Sampou is self-taught; she immersed herself in a range of artists from Sarah Vaughn to the Talking Heads to learn how to sing and play. As a result of this varied repertoire of “teachers,” Sampou’s music is eclectic and hard to categorize. She is a musical chameleon, singing like the “old timers” when she presents her classic country blues renditions, and then switching her elastic vocals to include dramatic nuances in her rock originals, twang in her country sing a-longs, and velvet in her folk ballads. The thread is the conviction she displays in her passionate delivery.
Les has been honing her chops since her first live performances in Boston’s Haymarket subway station in 1985, playing in folk/blues/R&B duos and trios and performing solo sets of cover songs in bars. By 1989 she was writing and performing her own material, and within a year she was taking it on the road — across the country, to Canada, and to Europe. In the nineties, Sampou performed at all the major folk festivals, winning the coveted "New Folk Award" at Kerrville. Since 1993, she’s released four albums. “Sweet Perfume” garned Best New Artist award from WUMB; “Fall from Grace” topped the Gavin Americana charts nationwide. In 1999 she switched to a modern rock arrangement for her “Les Sampou” album, which garnered high praise.

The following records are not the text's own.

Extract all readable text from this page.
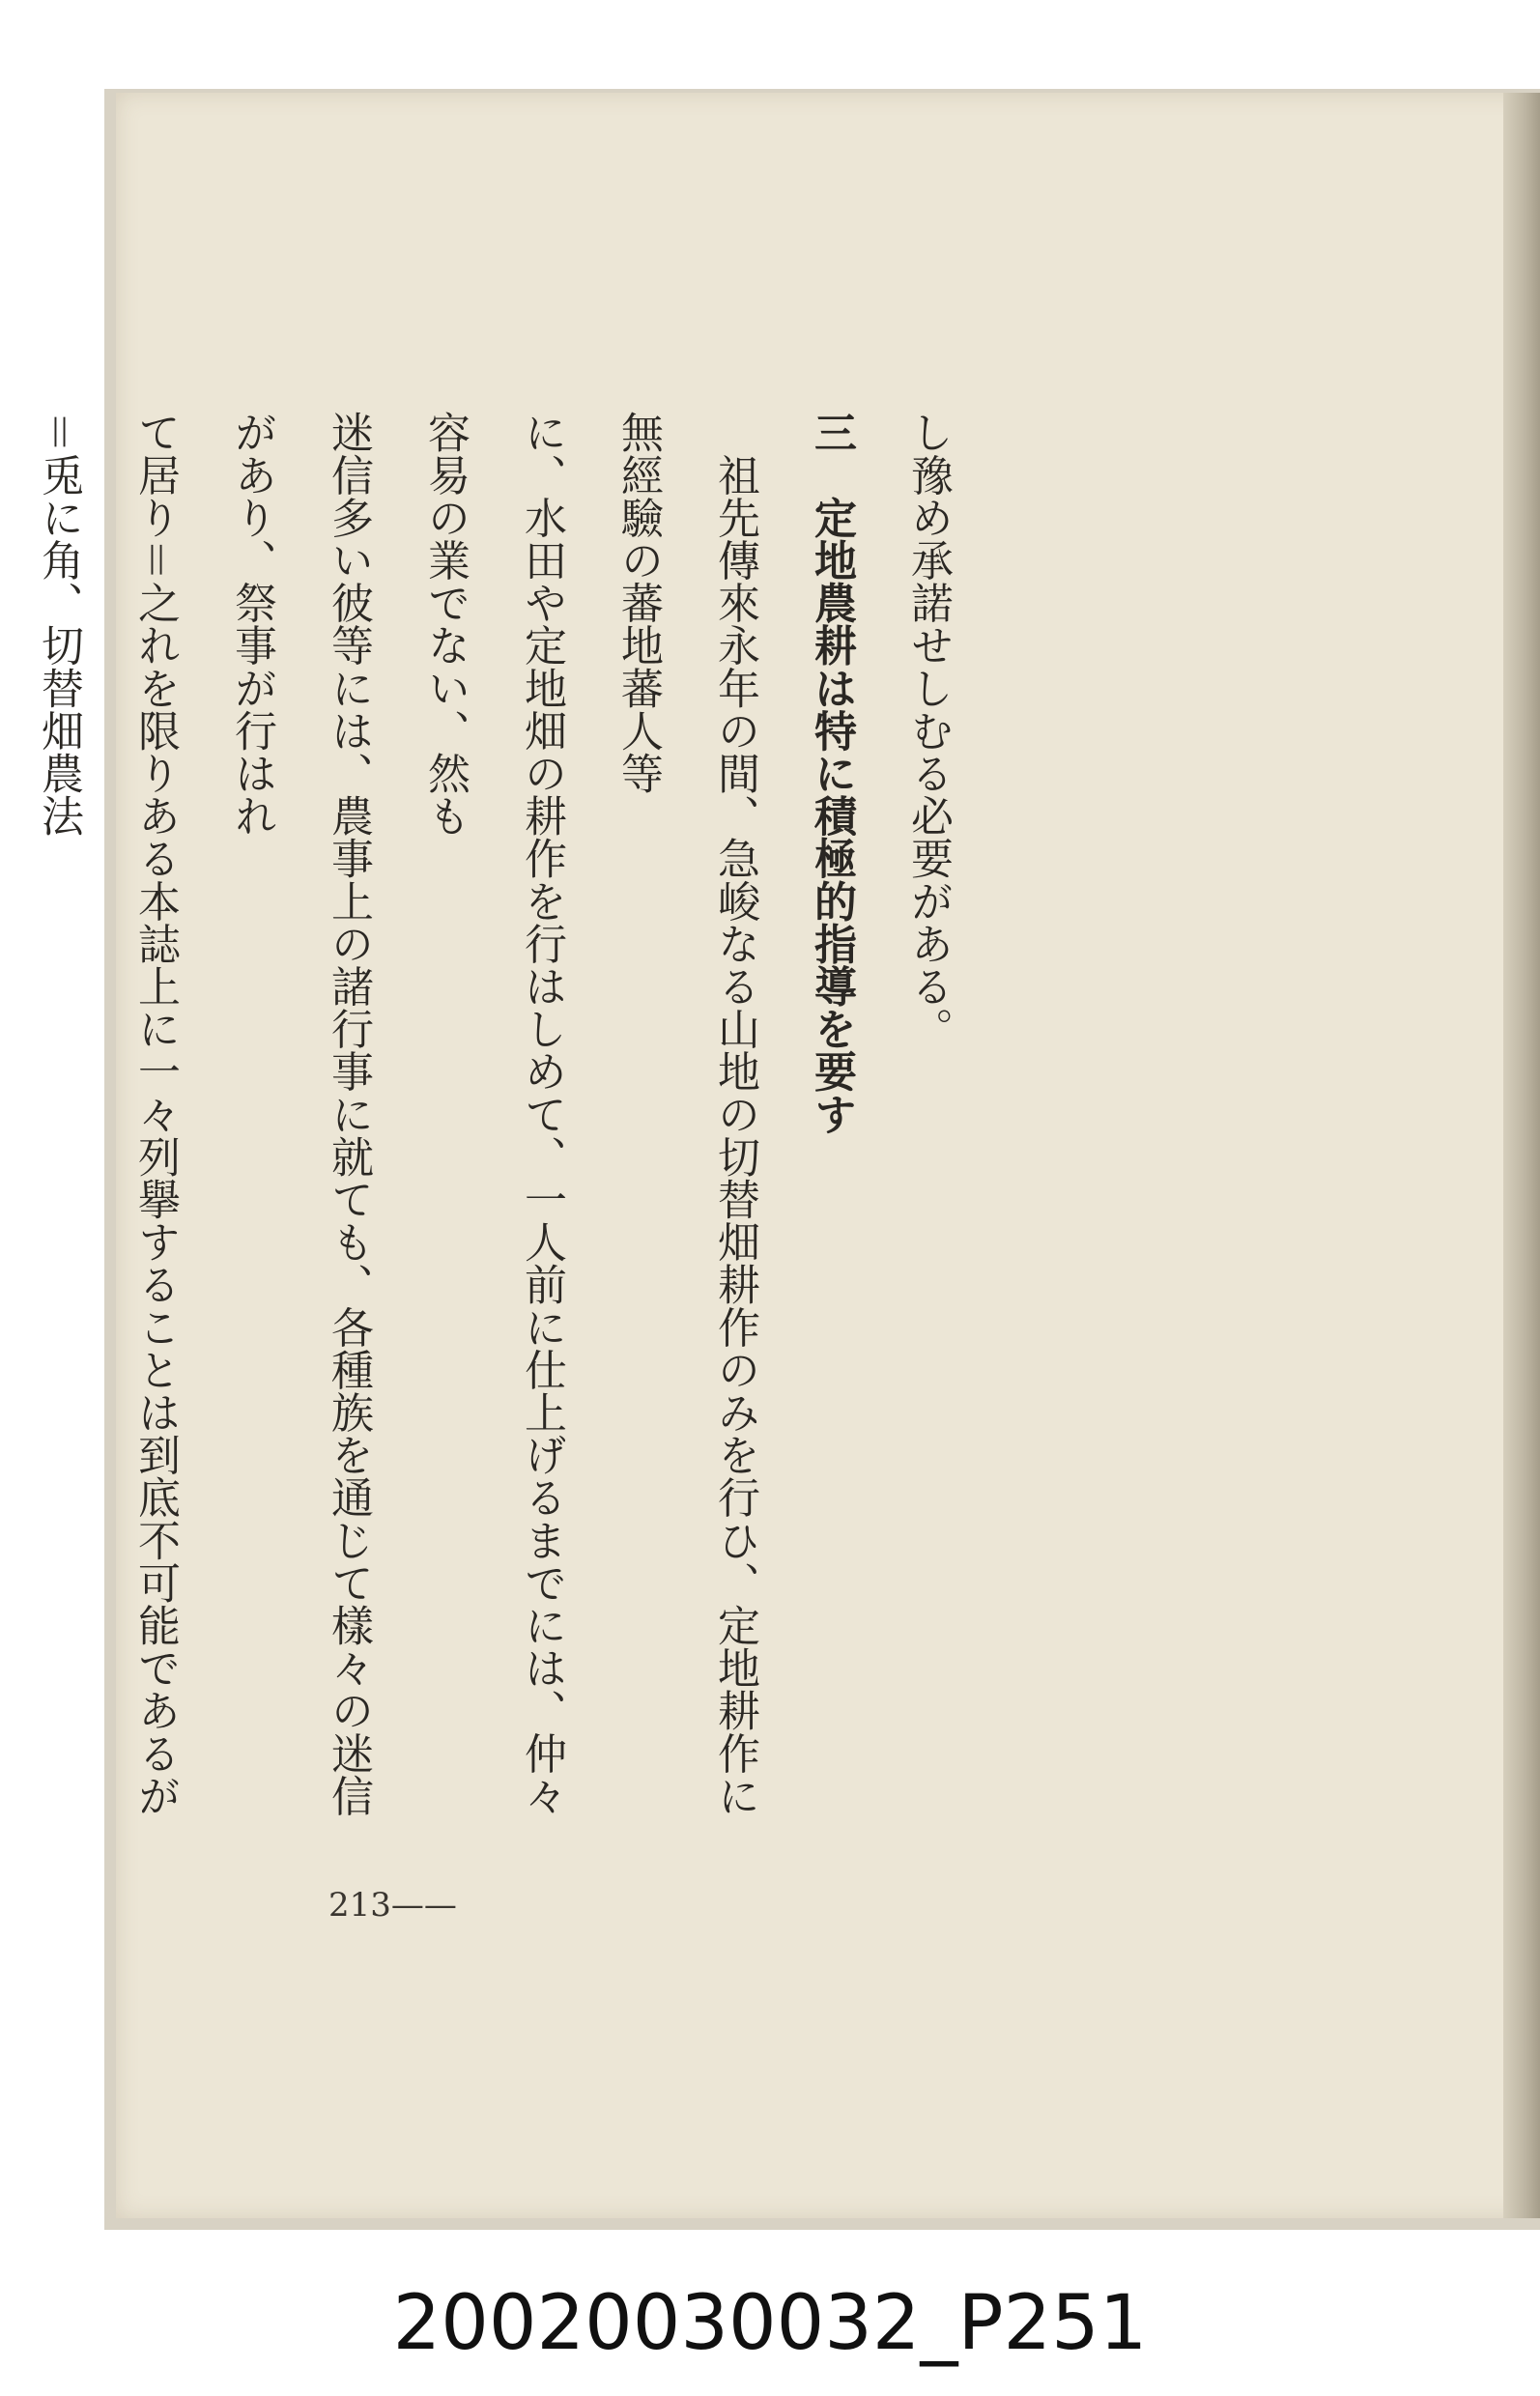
し豫め承諾せしむる必要がある。
三　定地農耕は特に積極的指導を要す
　祖先傳來永年の間、急峻なる山地の切替畑耕作のみを行ひ、定地耕作に無經驗の蕃地蕃人等
に、水田や定地畑の耕作を行はしめて、一人前に仕上げるまでには、仲々容易の業でない、然も
迷信多い彼等には、農事上の諸行事に就ても、各種族を通じて樣々の迷信があり、祭事が行はれ
て居り＝之れを限りある本誌上に一々列擧することは到底不可能であるが＝兎に角、切替畑農法
213——
20020030032_P251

Today, with her fourth album, “Borrowed & Blue,” Les re-visits her roots. She performs sixteen country blues songs, originals as well as classics like “Big Road Blues,” “Kokomo Blues,” and “Statesboro Blues.” She accompanies herself on steel-string and slide guitars. “I call it ‘Borrowed & Blue’ because I ‘borrow’ most of the songs from other artists and even a few from my own past albums, and well, ‘Blue’ is self-explanatory. There is however a double entendre: I got married recently, and everybody knows the old saying ‘something old, something new, something borrowed, something blue’ — well, I couldn’t resist,” Sampou laughs. As Boston Globe critic and blues aficionado Elijah Wald said upon hearing it, “If this album doesn’t make a lot of people sit up and listen —well, there is no justice in the world.”